Barry Coleman still remembers that day in 1983 when the publisher of the house of Weidenfeld & Nicolson urgently called him.

For the writer and ghostwriter, the call was not reassuring.

"Clearly, something had gone horribly wrong," he said in an interview with The

Guardian

.

And indeed, the problem was serious.

The publisher had paid Mick Jagger $ 1 million for an autobiography that did not advance an inch.

To make matters worse, Barry Coleman took over from a respected colleague who had thrown in the towel.

“They said to me, 'You're the only person we know who can do this.'

So, quite surrealistically, I became the ghostwriter of Mick Jagger's ghostwriter, ”he explained.

But very quickly, the writer realized that the leader of the Rolling Stones simply had no desire to bring the project to fruition.

Keep the legend intact

“We had a conversation and then he stopped answering my calls. Then the publishers told me that they now had a deal for the US market, but they needed the book finished within two weeks or the deal was canceled, ”continued Barry Coleman who at that time- there were just two presentable chapters and a messy “bunch of interview transcripts”. “We had talked a lot about whether he still wanted to move forward or if we could do it again, but differently. He just didn't want to do it. I think he respected his audience by refusing to give them anything ordinary about an extraordinary life… In a way, that tells you more about Mick than anything that could have come out in a book mediocre, ”the author concluded.

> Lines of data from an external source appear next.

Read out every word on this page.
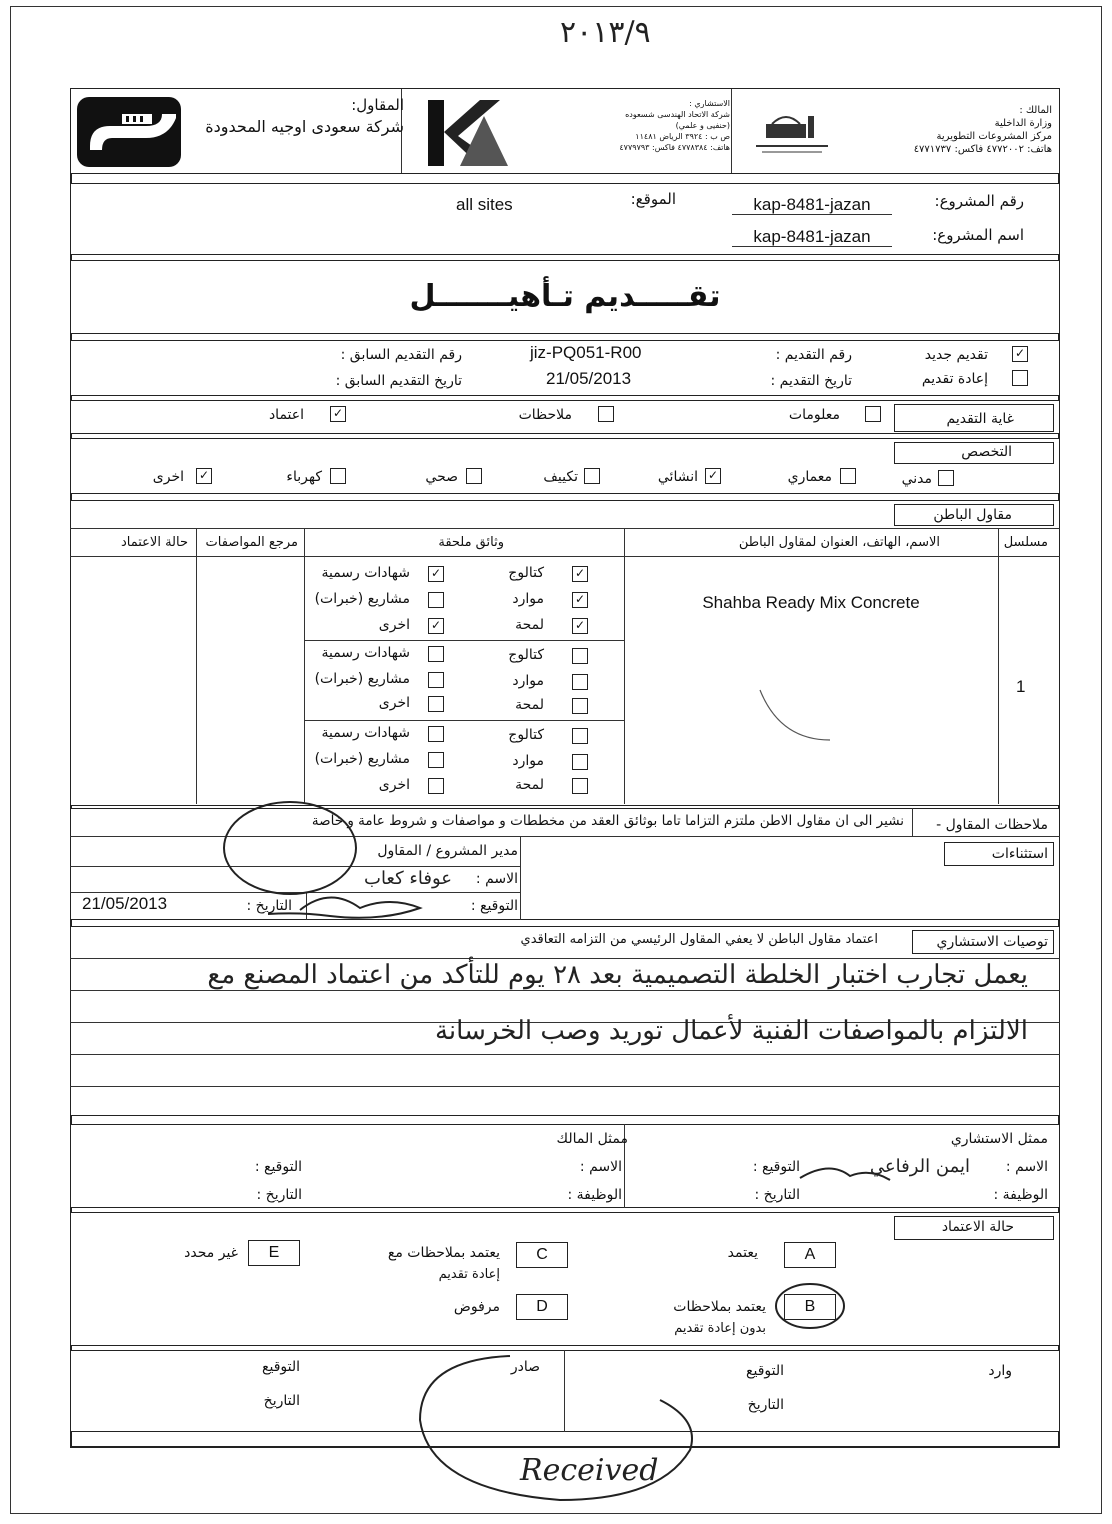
٢٠١٣/٩
المقاول:
شركة سعودى اوجيه المحدودة
الاستشاري :
شركة الاتحاد الهندسى شسعوده
(حنفيى و علمي)
ص ب : ٣٩٢٤ الرياض ١١٤٨١
هاتف: ٤٧٧٨٣٨٤ فاكس: ٤٧٧٩٧٩٣
المالك :
وزارة الداخلية
مركز المشروعات التطويرية
هاتف: ٤٧٧٢٠٠٢ فاكس: ٤٧٧١٧٣٧
رقم المشروع:
kap-8481-jazan
اسم المشروع:
kap-8481-jazan
الموقع:
all sites
تقـــــديم تـأهيـــــــل
✓
تقديم جديد
إعادة تقديم
رقم التقديم :
jiz-PQ051-R00
تاريخ التقديم :
21/05/2013
رقم التقديم السابق :
تاريخ التقديم السابق :
غاية التقديم
معلومات
ملاحظات
✓
اعتماد
التخصص
مدني
معماري
✓
انشائي
تكييف
صحي
كهرباء
✓
اخرى
مقاول الباطن
مسلسل
الاسم، الهاتف، العنوان لمقاول الباطن
وثائق ملحقة
مرجع المواصفات
حالة الاعتماد
1
Shahba Ready Mix Concrete
✓
كتالوج
✓
موارد
✓
لمحة
✓
شهادات رسمية
مشاريع (خبرات)
✓
اخرى
كتالوج
موارد
لمحة
شهادات رسمية
مشاريع (خبرات)
اخرى
كتالوج
موارد
لمحة
شهادات رسمية
مشاريع (خبرات)
اخرى
ملاحظات المقاول -
نشير الى ان مقاول الاطن ملتزم التزاما تاما بوثائق العقد من مخططات و مواصفات و شروط عامة و خاصة
استثناءات
مدير المشروع / المقاول
الاسم :
عوفاء كعاب
التوقيع :
التاريخ :
21/05/2013
توصيات الاستشاري
اعتماد مقاول الباطن لا يعفي المقاول الرئيسي من التزامه التعاقدي
يعمل تجارب اختبار الخلطة التصميمية بعد ٢٨ يوم للتأكد من اعتماد المصنع مع
الالتزام بالمواصفات الفنية لأعمال توريد وصب الخرسانة
ممثل الاستشاري
الاسم :
ايمن الرفاعي
الوظيفة :
التوقيع :
التاريخ :
ممثل المالك
الاسم :
الوظيفة :
التوقيع :
التاريخ :
حالة الاعتماد
A
يعتمد
B
يعتمد بملاحظات
بدون إعادة تقديم
C
يعتمد بملاحظات مع
إعادة تقديم
D
مرفوض
E
غير محدد
وارد
التوقيع
التاريخ
صادر
التوقيع
التاريخ
Received
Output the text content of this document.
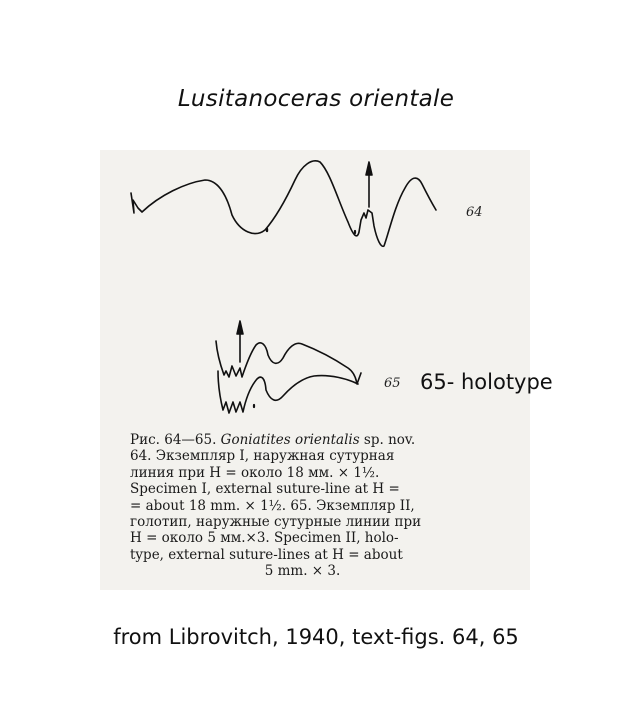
Lusitanoceras orientale
64
65 65- holotype
Рис. 64—65. Goniatites orientalis sp. nov.
64. Экземпляр I, наружная сутурная
линия при H = около 18 мм. × 1½.
Specimen I, external suture-line at H =
= about 18 mm. × 1½. 65. Экземпляр II,
голотип, наружные сутурные линии при
H = около 5 мм.×3. Specimen II, holo-
type, external suture-lines at H = about
5 mm. × 3.
from Librovitch, 1940, text-figs. 64, 65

In the end Barry Coleman resigned and Mick Jagger cut the project short by repaying the million dollars in advance that the publisher had paid him.

Today more than ever, the prospect of an autobiography of Mick Jagger remains a fantasy for many editors, especially after the success of that of Keith Richards published in 2010. Unfortunately, the indefatigable rocker of 77 years seems determined to take his secrets to his grave.

Legends fuel fantasies when chronicles dust the shelves.

We have to believe that Mick Jagger's life will remain in the first category.